DORSET Council say that new Government rules about disposing of DIY rubbish at its ten household recycling centres will cost the authority at least £500,000 a year.

The Government claims that by not charging for most items it will reduce incidents of fly-tipping – but Dorset Council says there is no, proven, link between charges and rubbish being dumped illegally.

Dorset Council say it will comply with the legislation and continue to charge for some items, within the rules.

A Dorset Council spokesman said that while the Government’s publicity talks about “abolishing” charges for DIY waste, in reality the legislation has been revised to set an amount of DIY waste that must be taken by councils at no charge.

Dorset Council says that any amounts higher than the levels stated in the legislation will continue to be charged for.

Said a council statement: “ Small amounts of DIY waste brought in by residents will not be charged, but we will retain charges for materials over these amounts. We believe this continues to provide a cost-effective service for residents.”

The council says that as a result of the changes all Dorset Council Taxpayers will now need to fund the transport and disposal costs of the DIY waste which isn’t charged for, expected to be in the region of £500,000 per year.

Cllr Laura Beddow, Dorset Council’s Portfolio Holder for Culture and Communities, said: “This new legislation simply transfers the cost of disposing of DIY waste from those who produce it to all Council Taxpayers, leaving less money for already-stretched council services.

“Since we introduced charges back in 2016 we have seen no impact on fly-tipping levels, so we do not believe removing these charges will reduce the illegal dumping of waste. The new rules also make it easier for rogue traders to attempt to illegally drop off commercial waste, costing taxpayers even more money.

“While we have no choice but to comply with the legislation, we believe it still fails to provide councils with the tools needed to truly tackle fly-tipping, reduce waste, and increase recycling.”
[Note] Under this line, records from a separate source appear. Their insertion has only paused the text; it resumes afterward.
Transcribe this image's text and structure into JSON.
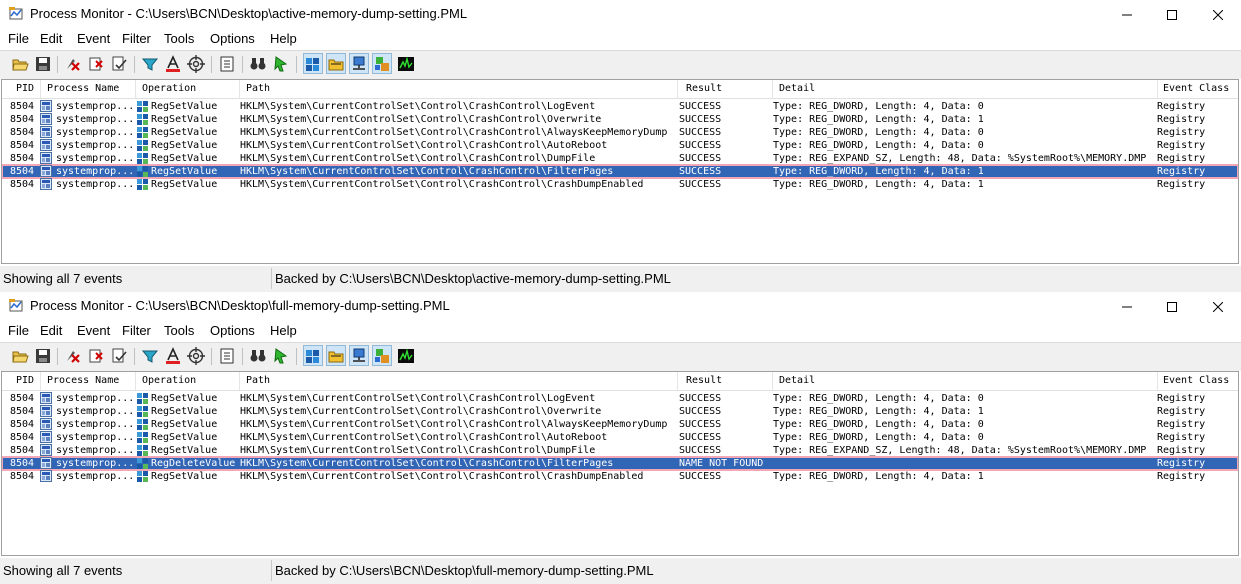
{
  "menu": [
    "File",
    "Edit",
    "Event",
    "Filter",
    "Tools",
    "Options",
    "Help"
  ],
  "columns": {
    "pid": "PID",
    "process_name": "Process Name",
    "operation": "Operation",
    "path": "Path",
    "result": "Result",
    "detail": "Detail",
    "event_class": "Event Class"
  },
  "toolbar_icons": [
    "open-icon",
    "save-icon",
    "capture-icon",
    "autoscroll-icon",
    "clear-icon",
    "filter-icon",
    "highlight-icon",
    "target-icon",
    "process-tree-icon",
    "find-icon",
    "jump-icon",
    "registry-activity-icon",
    "file-activity-icon",
    "network-activity-icon",
    "process-activity-icon",
    "profiling-icon"
  ],
  "colors": {
    "selection": "#3165b5",
    "selection_outline": "#f2a6b6"
  },
  "windows": [
    {
      "title": "Process Monitor - C:\\Users\\BCN\\Desktop\\active-memory-dump-setting.PML",
      "status_left": "Showing all 7 events",
      "status_right": "Backed by C:\\Users\\BCN\\Desktop\\active-memory-dump-setting.PML",
      "rows": [
        {
          "pid": "8504",
          "process": "systemprop...",
          "operation": "RegSetValue",
          "path": "HKLM\\System\\CurrentControlSet\\Control\\CrashControl\\LogEvent",
          "result": "SUCCESS",
          "detail": "Type: REG_DWORD, Length: 4, Data: 0",
          "event_class": "Registry",
          "selected": false
        },
        {
          "pid": "8504",
          "process": "systemprop...",
          "operation": "RegSetValue",
          "path": "HKLM\\System\\CurrentControlSet\\Control\\CrashControl\\Overwrite",
          "result": "SUCCESS",
          "detail": "Type: REG_DWORD, Length: 4, Data: 1",
          "event_class": "Registry",
          "selected": false
        },
        {
          "pid": "8504",
          "process": "systemprop...",
          "operation": "RegSetValue",
          "path": "HKLM\\System\\CurrentControlSet\\Control\\CrashControl\\AlwaysKeepMemoryDump",
          "result": "SUCCESS",
          "detail": "Type: REG_DWORD, Length: 4, Data: 0",
          "event_class": "Registry",
          "selected": false
        },
        {
          "pid": "8504",
          "process": "systemprop...",
          "operation": "RegSetValue",
          "path": "HKLM\\System\\CurrentControlSet\\Control\\CrashControl\\AutoReboot",
          "result": "SUCCESS",
          "detail": "Type: REG_DWORD, Length: 4, Data: 0",
          "event_class": "Registry",
          "selected": false
        },
        {
          "pid": "8504",
          "process": "systemprop...",
          "operation": "RegSetValue",
          "path": "HKLM\\System\\CurrentControlSet\\Control\\CrashControl\\DumpFile",
          "result": "SUCCESS",
          "detail": "Type: REG_EXPAND_SZ, Length: 48, Data: %SystemRoot%\\MEMORY.DMP",
          "event_class": "Registry",
          "selected": false
        },
        {
          "pid": "8504",
          "process": "systemprop...",
          "operation": "RegSetValue",
          "path": "HKLM\\System\\CurrentControlSet\\Control\\CrashControl\\FilterPages",
          "result": "SUCCESS",
          "detail": "Type: REG_DWORD, Length: 4, Data: 1",
          "event_class": "Registry",
          "selected": true
        },
        {
          "pid": "8504",
          "process": "systemprop...",
          "operation": "RegSetValue",
          "path": "HKLM\\System\\CurrentControlSet\\Control\\CrashControl\\CrashDumpEnabled",
          "result": "SUCCESS",
          "detail": "Type: REG_DWORD, Length: 4, Data: 1",
          "event_class": "Registry",
          "selected": false
        }
      ]
    },
    {
      "title": "Process Monitor - C:\\Users\\BCN\\Desktop\\full-memory-dump-setting.PML",
      "status_left": "Showing all 7 events",
      "status_right": "Backed by C:\\Users\\BCN\\Desktop\\full-memory-dump-setting.PML",
      "rows": [
        {
          "pid": "8504",
          "process": "systemprop...",
          "operation": "RegSetValue",
          "path": "HKLM\\System\\CurrentControlSet\\Control\\CrashControl\\LogEvent",
          "result": "SUCCESS",
          "detail": "Type: REG_DWORD, Length: 4, Data: 0",
          "event_class": "Registry",
          "selected": false
        },
        {
          "pid": "8504",
          "process": "systemprop...",
          "operation": "RegSetValue",
          "path": "HKLM\\System\\CurrentControlSet\\Control\\CrashControl\\Overwrite",
          "result": "SUCCESS",
          "detail": "Type: REG_DWORD, Length: 4, Data: 1",
          "event_class": "Registry",
          "selected": false
        },
        {
          "pid": "8504",
          "process": "systemprop...",
          "operation": "RegSetValue",
          "path": "HKLM\\System\\CurrentControlSet\\Control\\CrashControl\\AlwaysKeepMemoryDump",
          "result": "SUCCESS",
          "detail": "Type: REG_DWORD, Length: 4, Data: 0",
          "event_class": "Registry",
          "selected": false
        },
        {
          "pid": "8504",
          "process": "systemprop...",
          "operation": "RegSetValue",
          "path": "HKLM\\System\\CurrentControlSet\\Control\\CrashControl\\AutoReboot",
          "result": "SUCCESS",
          "detail": "Type: REG_DWORD, Length: 4, Data: 0",
          "event_class": "Registry",
          "selected": false
        },
        {
          "pid": "8504",
          "process": "systemprop...",
          "operation": "RegSetValue",
          "path": "HKLM\\System\\CurrentControlSet\\Control\\CrashControl\\DumpFile",
          "result": "SUCCESS",
          "detail": "Type: REG_EXPAND_SZ, Length: 48, Data: %SystemRoot%\\MEMORY.DMP",
          "event_class": "Registry",
          "selected": false
        },
        {
          "pid": "8504",
          "process": "systemprop...",
          "operation": "RegDeleteValue",
          "path": "HKLM\\System\\CurrentControlSet\\Control\\CrashControl\\FilterPages",
          "result": "NAME NOT FOUND",
          "detail": "",
          "event_class": "Registry",
          "selected": true
        },
        {
          "pid": "8504",
          "process": "systemprop...",
          "operation": "RegSetValue",
          "path": "HKLM\\System\\CurrentControlSet\\Control\\CrashControl\\CrashDumpEnabled",
          "result": "SUCCESS",
          "detail": "Type: REG_DWORD, Length: 4, Data: 1",
          "event_class": "Registry",
          "selected": false
        }
      ]
    }
  ]
}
Dorset Council say the changes will mean that residents will be able to drop off – at no charge - a maximum of 100 litres (equivalent to 4 standard 25 litre rubble bags) of DIY waste; or a single article no larger than 2000mm x 750mm x 700mm in size (roughly the size of a standard bath), over no more than four visits per household in any four-week period.

: “Said a spokesman We believe this is the standard approach being followed by most councils – such as Hampshire and Devon - which have previously charged for DIY waste and are now following the new legislation.”